The Archbishop of Canterbury, Rt Rev Rowan Williams, gave the 2009 St John’s Borderlands Lecture to a packed lecture hall of over 350 people. The lecture was chaired by the Vice Chancellor, Professor Chris Higgins, and was followed by a dinner at the College where church leaders, academic staff and students engaged in further conversation with the Archbishop.
James Menzies, a theology graduate and current student at Cranmer Hall writes:
In an age when the discipline of Theology is re-negotiating its place within the university and the world, Archbishop Rowan William’s Borderlands Lecture, Theology and the Reading of Books comes as a timely assessment of how Theology can meaningfully and distinctively inform the humanities.
Texts, he argues, are not simply inert, not simply “voiceless things” to quote Mihail Baktim. Rather, they invite a response from the imagination, the process by which the text comes into existence. As we read the text something happens: the text becomes alive. Yet because reading is “always an act of translation”, it is not simply an entry into the mind of the author. When we read, there is always present an element of our own interpretation, as we seek to make sense of the textual
communicative meaning in light of our own experience and conceptual framework. So reading is, in a sense, never a completed act; there is always space for re-reading that draws out “afresh and anew” different meanings and ideas from the text as we and others come to it again and again from our own differing perspectives.
Such re-reading finds a natural place in Theology, which “is about reading books”. The difference here though is the nature of the text: the Holy Scriptures as revelations of Divine origin are inexhaustible, and so no reading will ever get to the point where it can safely corral a definitive meaning of the text. There will always be “excess”, and the “freedom of excess”, an unbounded creative freedom that finds its source in the overflowing, intra-personal relationship of the Trinity.
Thus Theology, as the “tutor of the humanities”, has a vital role to play in maintaining the constant generation of new ideas and understanding, by drawing attention back to the excess of meaning present in texts. For, as those who engage with the ultimate source of this excess, Theologians have a responsibility to maintain a focus on the generative element of texts. This entails that if Theology is to have a place amongst the humanities, it cannot be one of a mere “reduction to other disciplines”- too often there has been a move to re-define Theology in terms of history, sociology, and anthropology and so on. Instead, Theology is here specifically to help all those involved in humane enquiry to “learn something of excess”- and consequently needs to be held to account if it does not.

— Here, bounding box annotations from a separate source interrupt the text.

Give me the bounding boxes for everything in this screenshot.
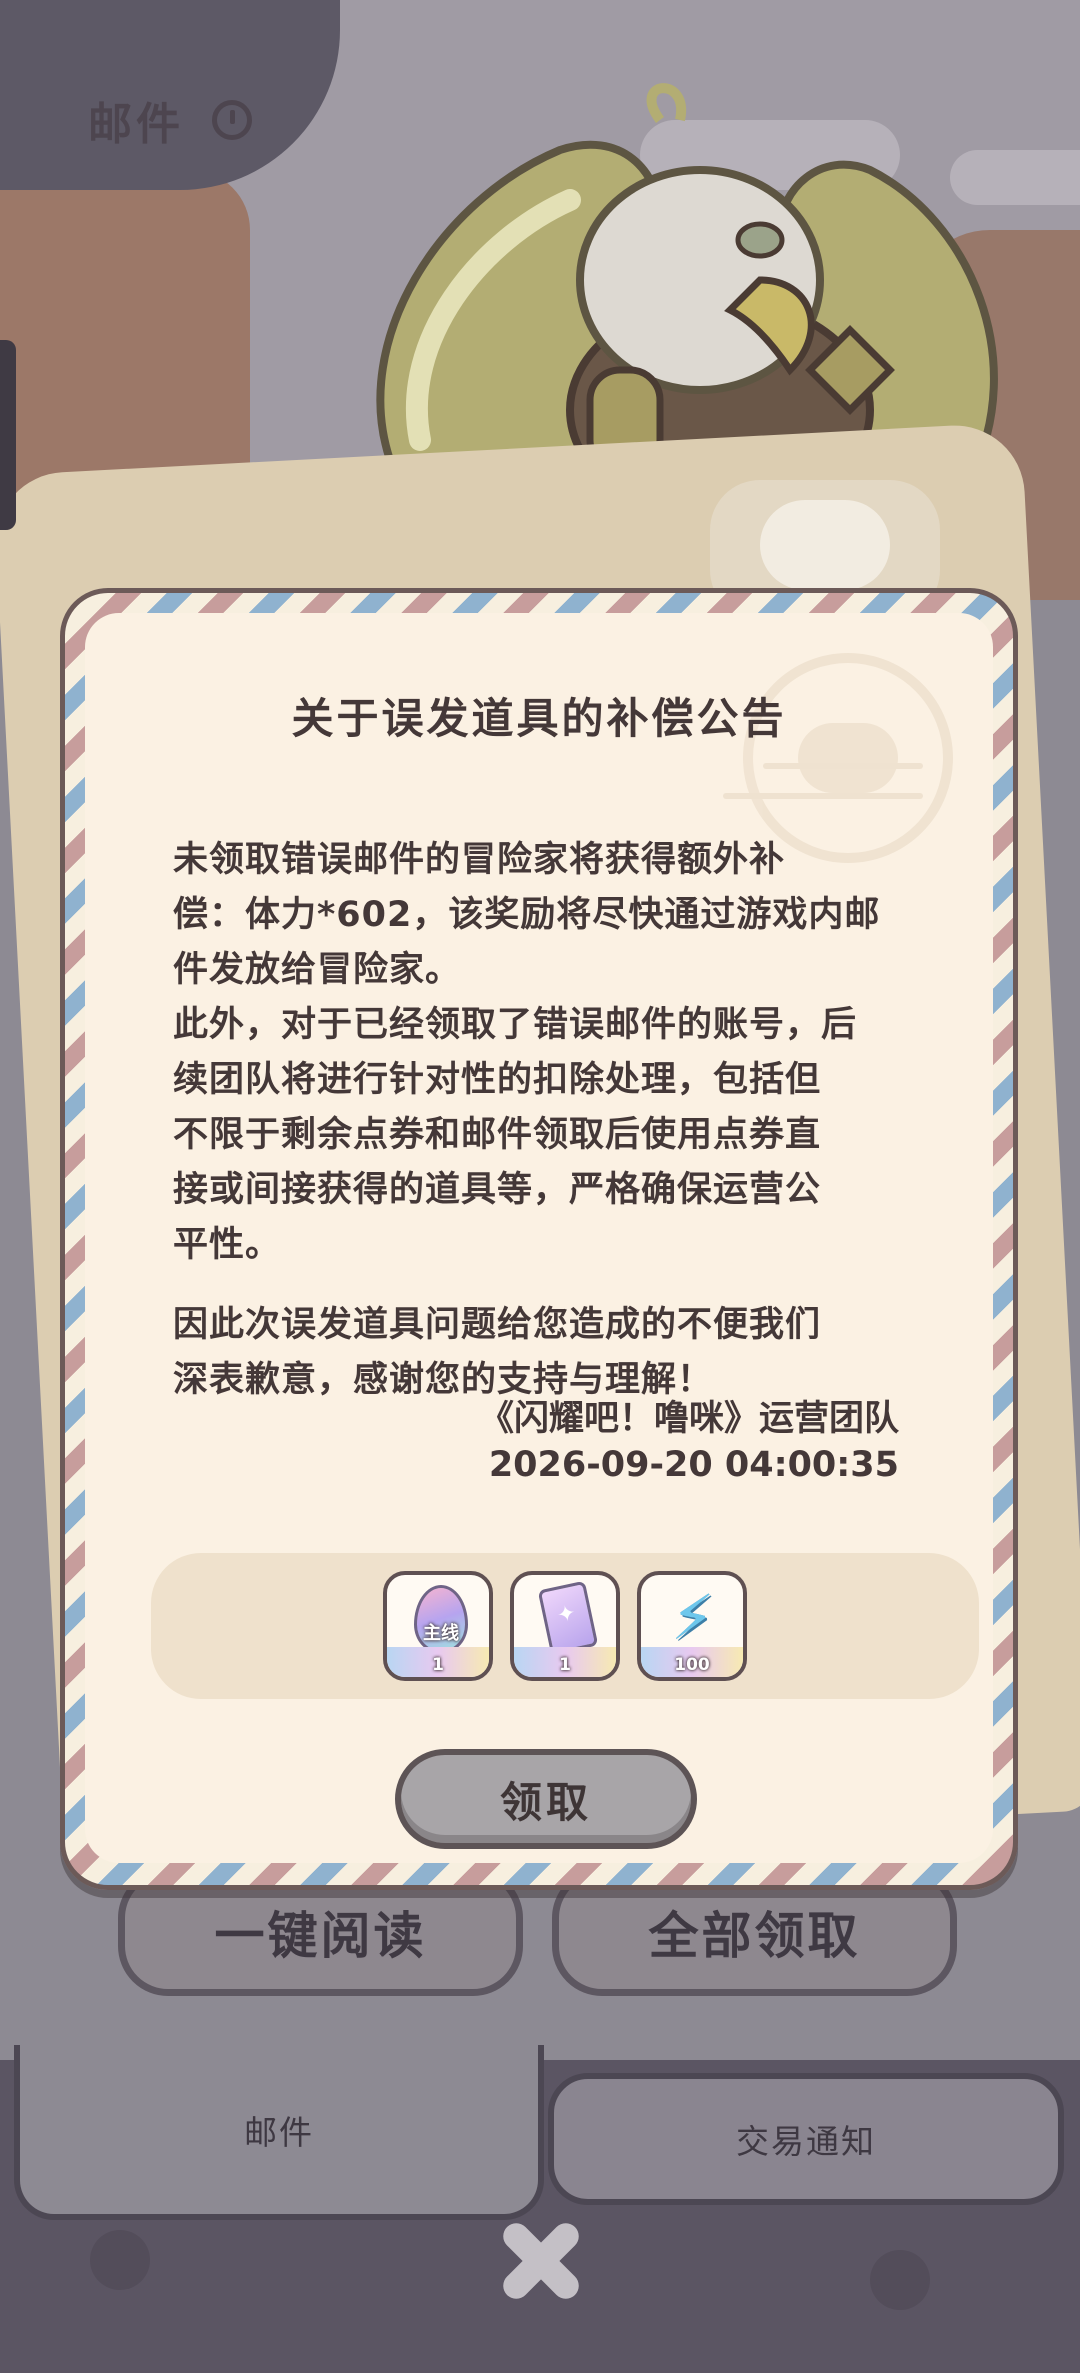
reward-tag: 主线 [423,1623,459,1644]
close-icon[interactable] [495,2215,585,2305]
reward-item[interactable]: ⚡ 100 [637,1571,747,1681]
announcement-dialog: 关于误发道具的补偿公告 未领取错误邮件的冒险家将获得额外补 偿：体力*602，该… [60,588,1018,1890]
tab-mail-label: 邮件 [244,2112,314,2152]
mail-header: 邮件 [88,88,252,152]
tab-trade-notice-label: 交易通知 [736,2122,876,2161]
paw-decoration [870,2250,930,2310]
tab-trade-notice[interactable]: 交易通知 [548,2073,1064,2205]
page-title: 邮件 [88,99,184,150]
info-icon[interactable] [212,100,252,140]
postmark-line [723,793,923,799]
side-handle[interactable] [0,340,16,530]
paw-decoration [90,2230,150,2290]
announcement-paragraph: 未领取错误邮件的冒险家将获得额外补 偿：体力*602，该奖励将尽快通过游戏内邮 … [173,840,881,1265]
reward-item[interactable]: 1 [510,1571,620,1681]
card-icon [537,1580,599,1656]
reward-count: 1 [432,1655,444,1675]
reward-count: 100 [674,1655,710,1675]
claim-button[interactable]: 领取 [395,1749,697,1849]
mascot-face [760,500,890,590]
tab-mail[interactable]: 邮件 [14,2045,544,2220]
reward-item[interactable]: 主线 1 [383,1571,493,1681]
timestamp: 2026-09-20 04:00:35 [488,1445,899,1485]
reward-list: 主线 1 1 ⚡ 100 [151,1553,979,1699]
energy-bolt-icon: ⚡ [671,1581,715,1654]
signature: 《闪耀吧！噜咪》运营团队 [478,1399,899,1439]
dialog-paper: 关于误发道具的补偿公告 未领取错误邮件的冒险家将获得额外补 偿：体力*602，该… [85,613,993,1863]
reward-count: 1 [559,1655,571,1675]
postmark-line [763,763,923,769]
dialog-title: 关于误发道具的补偿公告 [291,694,787,743]
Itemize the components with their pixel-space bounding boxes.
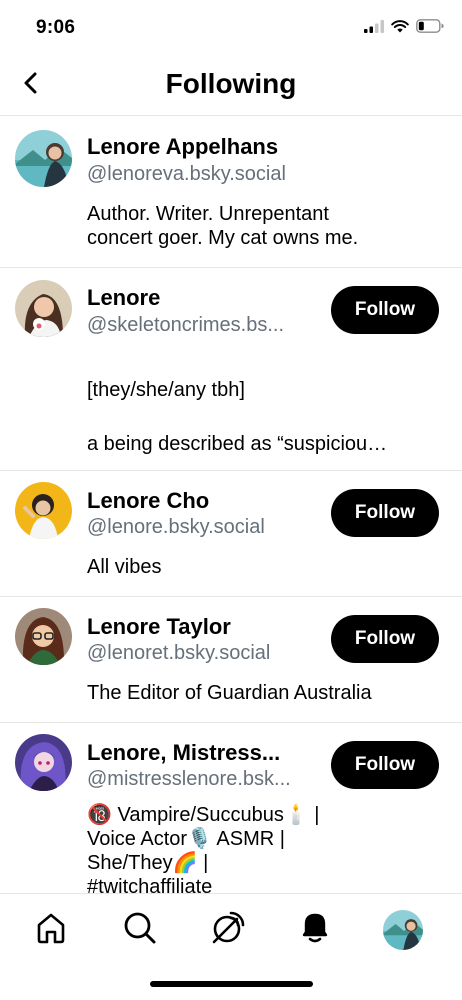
bio-line: 🔞 Vampire/Succubus🕯️ | xyxy=(87,804,320,826)
header: Following xyxy=(0,56,462,116)
status-icons xyxy=(364,19,444,38)
wifi-icon xyxy=(391,19,409,38)
avatar[interactable] xyxy=(15,734,72,791)
status-time: 9:06 xyxy=(36,17,76,38)
user-bio: [they/she/any tbh] a being described as … xyxy=(87,378,440,456)
search-icon xyxy=(122,910,158,951)
user-bio: All vibes xyxy=(87,555,440,579)
bio-line: Author. Writer. Unrepentant xyxy=(87,203,329,225)
tab-search[interactable] xyxy=(122,912,158,948)
bio-line: [they/she/any tbh] xyxy=(87,379,245,401)
bio-line: concert goer. My cat owns me. xyxy=(87,227,359,249)
tab-feeds[interactable] xyxy=(210,910,246,951)
bio-line: The Editor of Guardian Australia xyxy=(87,682,372,704)
user-handle: @lenore.bsky.social xyxy=(87,516,265,538)
home-indicator[interactable] xyxy=(150,981,313,987)
feeds-icon xyxy=(210,910,246,951)
list-item[interactable]: Lenore Appelhans @lenoreva.bsky.social A… xyxy=(0,117,462,268)
user-handle: @lenoreva.bsky.social xyxy=(87,163,286,185)
tab-notifications[interactable] xyxy=(297,912,333,948)
bell-icon xyxy=(298,910,332,951)
user-handle: @mistresslenore.bsk... xyxy=(87,768,291,790)
tab-home[interactable] xyxy=(33,912,69,948)
profile-avatar-icon xyxy=(383,910,423,950)
cellular-signal-icon xyxy=(364,19,384,38)
bio-line: All vibes xyxy=(87,556,162,578)
avatar[interactable] xyxy=(15,130,72,187)
user-bio: Author. Writer. Unrepentant concert goer… xyxy=(87,202,440,250)
list-item[interactable]: Lenore @skeletoncrimes.bs... Follow [the… xyxy=(0,268,462,471)
avatar[interactable] xyxy=(15,482,72,539)
bio-line: Voice Actor🎙️ ASMR | xyxy=(87,828,285,850)
follow-button[interactable]: Follow xyxy=(331,286,439,334)
user-bio: The Editor of Guardian Australia xyxy=(87,681,440,705)
list-item[interactable]: Lenore, Mistress... @mistresslenore.bsk.… xyxy=(0,723,462,893)
following-list[interactable]: Lenore Appelhans @lenoreva.bsky.social A… xyxy=(0,117,462,893)
user-handle: @lenoret.bsky.social xyxy=(87,642,271,664)
tab-profile[interactable] xyxy=(383,910,423,950)
page-title: Following xyxy=(165,68,297,99)
follow-button[interactable]: Follow xyxy=(331,615,439,663)
follow-button[interactable]: Follow xyxy=(331,489,439,537)
list-item[interactable]: Lenore Cho @lenore.bsky.social Follow Al… xyxy=(0,471,462,597)
user-name: Lenore Cho xyxy=(87,488,210,513)
bio-line: She/They🌈 | xyxy=(87,852,209,874)
user-name: Lenore, Mistress... xyxy=(87,740,281,765)
status-bar: 9:06 xyxy=(0,0,462,56)
battery-icon xyxy=(416,19,444,38)
avatar[interactable] xyxy=(15,280,72,337)
follow-button[interactable]: Follow xyxy=(331,741,439,789)
user-name: Lenore xyxy=(87,285,161,310)
user-bio: 🔞 Vampire/Succubus🕯️ | Voice Actor🎙️ ASM… xyxy=(87,803,402,893)
list-item[interactable]: Lenore Taylor @lenoret.bsky.social Follo… xyxy=(0,597,462,723)
user-name: Lenore Appelhans xyxy=(87,134,279,159)
bio-line: #twitchaffiliate xyxy=(87,876,213,893)
home-icon xyxy=(34,911,68,950)
bio-line: a being described as “suspiciou… xyxy=(87,433,388,455)
user-handle: @skeletoncrimes.bs... xyxy=(87,314,285,336)
user-name: Lenore Taylor xyxy=(87,614,231,639)
avatar[interactable] xyxy=(15,608,72,665)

One particular instance of the insight Theology can bring to the humanities as a whole is an awareness of the contemporary phenomenon of “consumerist reading”. Such reading, which seeks to mine a text for its informational content, does damage to the integrity of that text. Because it does not take into account the text’s capacity for excess and thus its creative and generative quality, a vital element of it has been lost, to the point of devaluation and collapse. Instead, Theology’s awareness of textual excess demands a listening to and engagement with texts to realise their full potential, to reclaim their innate identity and imaginative possibilities.
Inherently postmodern yet historically aware, Archbishop Rowan’s provocative and stimulating address gave cause to reconsider how and why we read books, and in particular how Theology is able to contribute beyond its own traditionally-accepted bounds to return to a more appropriate place within the academy. ‘
The annual Borderlands Lecture is hosted by St John’s College, University of Durham as part of the wider Borderlands project. The project seeks to explore and investigate the “borderlands” between Theology and other academic disciplines.